Che succederà nel 2017?
E alla fine di tutto il prelievo – che secondo la Corte per le considerazioni sopra espresse è sostenibile e rispetta il principio della proporzionalità – deve essere “utilizzato come misura una tantum”. Questa considerazione conclusiva della Consulta ci conforta, anche se non riusciamo a farla combaciare con la necessità di legare il balzello alla situazione strutturale della crisi italiana.
Per cui ci viene il sospetto che se il Governo decidesse di ricreare la tassa anche per gli anni successivi al 2016 e la Corte, ingabbiata nei suoi stessi ragionamenti, dovesse finalmente bollarla come un intervento “una semper”, il Parlamento troverebbe il marchingegno per non applicare la decisione, come è avvenuto con la sentenza 70/2015, negata totalmente o parzialmente a moltissimi pensionati, con la Corte che aveva gli occhi rivolti altrove, in quanto distratta da altre incombenti decisioni.
Rivalutazione annuale
E per dessert finale la Corte ci serve nel piatto la conferma della legittimità di una rivalutazione annuale delle pensioni fortemente limitata e decrescente fino al 40% del dovuto, e non riconosciuta per nulla alle pensioni superiori a sei volte il trattamento minimo.
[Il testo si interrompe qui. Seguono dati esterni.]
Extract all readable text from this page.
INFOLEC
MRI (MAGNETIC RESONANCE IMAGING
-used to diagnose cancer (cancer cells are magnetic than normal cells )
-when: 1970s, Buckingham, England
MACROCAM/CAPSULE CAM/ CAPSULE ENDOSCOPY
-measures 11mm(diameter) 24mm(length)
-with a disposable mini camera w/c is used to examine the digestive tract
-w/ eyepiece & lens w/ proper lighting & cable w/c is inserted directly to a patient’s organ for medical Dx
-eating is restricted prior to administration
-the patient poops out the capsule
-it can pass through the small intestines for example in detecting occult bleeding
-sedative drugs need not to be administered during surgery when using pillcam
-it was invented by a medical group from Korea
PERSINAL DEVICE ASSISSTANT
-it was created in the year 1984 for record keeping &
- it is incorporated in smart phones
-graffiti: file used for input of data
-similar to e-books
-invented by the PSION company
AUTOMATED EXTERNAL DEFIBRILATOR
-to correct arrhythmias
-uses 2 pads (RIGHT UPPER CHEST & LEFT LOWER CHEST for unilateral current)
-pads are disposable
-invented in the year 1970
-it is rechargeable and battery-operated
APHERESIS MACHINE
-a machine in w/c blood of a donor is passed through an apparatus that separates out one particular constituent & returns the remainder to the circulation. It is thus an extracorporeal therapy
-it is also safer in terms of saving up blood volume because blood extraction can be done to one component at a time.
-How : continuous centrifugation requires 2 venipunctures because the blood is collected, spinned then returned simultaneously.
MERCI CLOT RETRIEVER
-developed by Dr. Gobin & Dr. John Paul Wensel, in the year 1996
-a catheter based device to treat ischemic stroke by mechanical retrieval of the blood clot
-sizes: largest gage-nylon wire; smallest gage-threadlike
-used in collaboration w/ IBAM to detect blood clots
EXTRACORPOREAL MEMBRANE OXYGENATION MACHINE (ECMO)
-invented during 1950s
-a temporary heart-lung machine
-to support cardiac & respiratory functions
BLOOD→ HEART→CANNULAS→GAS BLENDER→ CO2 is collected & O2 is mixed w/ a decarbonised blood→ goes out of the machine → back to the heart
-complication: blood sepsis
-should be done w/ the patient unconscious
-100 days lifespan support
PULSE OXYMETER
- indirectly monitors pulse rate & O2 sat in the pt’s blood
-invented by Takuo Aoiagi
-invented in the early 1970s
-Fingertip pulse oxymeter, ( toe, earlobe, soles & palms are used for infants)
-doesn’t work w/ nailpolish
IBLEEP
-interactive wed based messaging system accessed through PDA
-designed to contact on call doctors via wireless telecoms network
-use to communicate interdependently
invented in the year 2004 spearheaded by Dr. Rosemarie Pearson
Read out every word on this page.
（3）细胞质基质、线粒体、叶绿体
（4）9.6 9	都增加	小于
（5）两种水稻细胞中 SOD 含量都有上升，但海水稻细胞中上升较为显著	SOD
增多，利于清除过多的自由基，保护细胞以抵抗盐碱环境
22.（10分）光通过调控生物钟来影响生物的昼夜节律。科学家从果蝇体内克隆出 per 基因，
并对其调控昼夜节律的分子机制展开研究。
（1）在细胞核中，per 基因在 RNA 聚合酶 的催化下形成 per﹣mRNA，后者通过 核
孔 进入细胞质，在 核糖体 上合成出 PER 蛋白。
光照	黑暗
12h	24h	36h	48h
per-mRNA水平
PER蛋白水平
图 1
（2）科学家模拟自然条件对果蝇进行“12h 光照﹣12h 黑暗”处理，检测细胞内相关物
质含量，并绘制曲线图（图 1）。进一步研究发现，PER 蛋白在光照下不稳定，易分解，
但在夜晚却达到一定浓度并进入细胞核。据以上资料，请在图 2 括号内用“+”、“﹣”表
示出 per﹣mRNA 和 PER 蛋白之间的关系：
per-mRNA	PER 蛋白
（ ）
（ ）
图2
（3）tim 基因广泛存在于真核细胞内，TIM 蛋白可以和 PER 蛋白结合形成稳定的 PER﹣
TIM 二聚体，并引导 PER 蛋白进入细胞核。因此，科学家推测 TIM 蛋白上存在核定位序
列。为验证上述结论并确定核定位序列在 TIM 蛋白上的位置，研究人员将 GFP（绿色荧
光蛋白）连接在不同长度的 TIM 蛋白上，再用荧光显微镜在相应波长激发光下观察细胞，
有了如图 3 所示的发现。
Per la serie “la crisi ce lo chiede”, mentre monta la protesta di alcune frange di lavoratori che vogliono un’ulteriore salvaguardia degli esodati (sarebbe l’ottava!), secondo il piano presentato dal sig. Damiano, presidente della Commissione lavoro della Camera, piano bocciato persino dal presidente Inps perché “iniquo e inutilmente costoso”. Come andrà a finire? Beh, prepariamoci all’arrivo della nona salvaguardia , una volta messa a segno l’ottava!